According to Dr Tony Musu, who represented the trade union ETUI at the meetings “the adopted limits were a compromise between the health benefits and the cost to the industry”. This is confirmed by extracts from an impact assessment done by the European Commission that states: “Option 3 [0.2 ppm] has been considered as the most balanced option between adequate protection of workers at the EU level and prevention of closure and other severe disadvantages for the industries. 

According to estimates from the same report, at least 99 additional cases of leukemias and 79 additional deaths are likely to happen in the next 60 years because of the discrepancy between the adopted limits and the ones proposed by ECHA’ scientific committee. Tighter limits would have only entailed a cost equivalent to 0.17% of the industry turnover, according to the same document. 

Average exposure levels at workplaces in Europe remain below 0.1ppm, according to official estimates. However, they differ widely amongst sectors and highly depend on specific tasks performed. High exposure levels have been reported notably during maintenance work in refineries or at gasoline pump and during tank cleaning work in the petroleum industry.

The true human cost of not following scientific recommendations for benzene is, however, hard to establish with certainty.
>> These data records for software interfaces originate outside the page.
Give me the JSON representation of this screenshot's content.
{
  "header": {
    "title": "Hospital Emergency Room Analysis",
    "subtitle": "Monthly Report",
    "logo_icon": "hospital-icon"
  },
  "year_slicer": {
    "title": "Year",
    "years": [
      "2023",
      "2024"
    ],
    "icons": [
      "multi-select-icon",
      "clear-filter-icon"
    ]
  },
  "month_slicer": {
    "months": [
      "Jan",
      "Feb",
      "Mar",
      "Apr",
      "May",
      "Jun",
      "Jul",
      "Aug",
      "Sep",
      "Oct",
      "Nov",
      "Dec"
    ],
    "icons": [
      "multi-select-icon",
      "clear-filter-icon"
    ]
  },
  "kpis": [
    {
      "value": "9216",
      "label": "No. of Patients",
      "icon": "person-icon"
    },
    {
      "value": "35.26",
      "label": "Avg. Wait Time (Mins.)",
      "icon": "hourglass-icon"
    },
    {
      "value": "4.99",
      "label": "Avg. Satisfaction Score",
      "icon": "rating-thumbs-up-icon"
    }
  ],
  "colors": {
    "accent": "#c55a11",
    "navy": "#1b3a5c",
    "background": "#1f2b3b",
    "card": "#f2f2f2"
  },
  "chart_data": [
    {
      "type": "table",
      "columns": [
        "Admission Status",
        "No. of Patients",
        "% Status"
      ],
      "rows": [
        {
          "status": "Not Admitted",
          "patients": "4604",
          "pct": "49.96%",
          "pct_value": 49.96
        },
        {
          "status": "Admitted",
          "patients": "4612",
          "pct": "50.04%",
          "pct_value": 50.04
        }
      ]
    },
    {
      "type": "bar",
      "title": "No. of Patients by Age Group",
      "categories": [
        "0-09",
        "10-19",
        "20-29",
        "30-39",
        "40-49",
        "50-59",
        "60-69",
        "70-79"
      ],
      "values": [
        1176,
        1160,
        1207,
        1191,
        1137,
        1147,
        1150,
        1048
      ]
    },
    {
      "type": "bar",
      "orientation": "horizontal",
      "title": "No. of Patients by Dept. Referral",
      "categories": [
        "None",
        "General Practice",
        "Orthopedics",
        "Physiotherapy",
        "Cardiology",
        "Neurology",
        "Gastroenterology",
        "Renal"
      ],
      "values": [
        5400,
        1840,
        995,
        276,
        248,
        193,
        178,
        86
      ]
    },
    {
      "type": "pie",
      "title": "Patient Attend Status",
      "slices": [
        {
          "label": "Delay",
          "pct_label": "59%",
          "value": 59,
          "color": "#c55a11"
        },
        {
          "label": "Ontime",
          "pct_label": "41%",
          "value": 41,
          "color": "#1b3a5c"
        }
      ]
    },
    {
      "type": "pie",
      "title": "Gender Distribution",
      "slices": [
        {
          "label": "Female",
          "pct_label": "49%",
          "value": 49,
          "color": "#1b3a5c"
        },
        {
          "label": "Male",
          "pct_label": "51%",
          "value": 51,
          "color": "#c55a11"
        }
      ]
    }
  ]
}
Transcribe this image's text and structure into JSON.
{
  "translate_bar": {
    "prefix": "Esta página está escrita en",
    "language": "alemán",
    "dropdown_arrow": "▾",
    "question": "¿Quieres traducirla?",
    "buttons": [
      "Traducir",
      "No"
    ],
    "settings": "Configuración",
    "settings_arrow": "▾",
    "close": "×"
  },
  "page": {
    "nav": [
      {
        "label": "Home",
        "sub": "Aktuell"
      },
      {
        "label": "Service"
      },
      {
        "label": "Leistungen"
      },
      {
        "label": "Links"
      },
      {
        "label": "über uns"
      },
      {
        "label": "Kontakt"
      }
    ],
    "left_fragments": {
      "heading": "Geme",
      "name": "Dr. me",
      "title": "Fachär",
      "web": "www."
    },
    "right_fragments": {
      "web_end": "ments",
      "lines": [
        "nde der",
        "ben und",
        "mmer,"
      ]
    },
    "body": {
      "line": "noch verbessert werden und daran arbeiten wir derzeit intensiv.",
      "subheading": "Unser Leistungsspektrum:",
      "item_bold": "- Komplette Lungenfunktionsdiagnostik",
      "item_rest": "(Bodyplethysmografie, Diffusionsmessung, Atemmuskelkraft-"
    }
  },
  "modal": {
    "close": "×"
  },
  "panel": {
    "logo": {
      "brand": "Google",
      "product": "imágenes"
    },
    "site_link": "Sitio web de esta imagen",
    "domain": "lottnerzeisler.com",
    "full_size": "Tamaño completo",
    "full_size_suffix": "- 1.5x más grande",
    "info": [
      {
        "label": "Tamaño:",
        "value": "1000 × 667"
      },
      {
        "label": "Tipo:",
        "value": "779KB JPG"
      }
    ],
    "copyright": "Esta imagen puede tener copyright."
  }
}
Extracts of a consultant report done in preparation for the European Commission impact assessment and accessed by T&E recognised that the estimate of leukaemia cases and thus the health benefits due to lower limits may have been “underestimated”. The report quotes other estimates provided by a report done by trade union ETUI, as well as another commissioned by insurance companies, which showed an increase of the number of leukaemia cases by a factor of 6 and 10 respectively. According to a source within the European Parliament close to the political negotiations on the new regulation at the time, “Impact assessments done by the European Commission tend to be pro-business and quite conservative from a health point of view.” 

Concawe did not respond to our request for comment.

Today, one million workers remain exposed to benzene in Europe.  As Peter Infante puts it: “Workers are currently not sufficiently protected against benzene’s risks by any government standards.”

 

Notes

T&E used a mix of standard investigative research practices for performing the investigation: notably desk research, access to documents through freedom of information requests, and interviews with several sources. All information presented in the investigative report has been thoroughly referenced, through use of quotes, footnotes and presentation of extracts of documents when not available in the public domain for full references, see PDF version.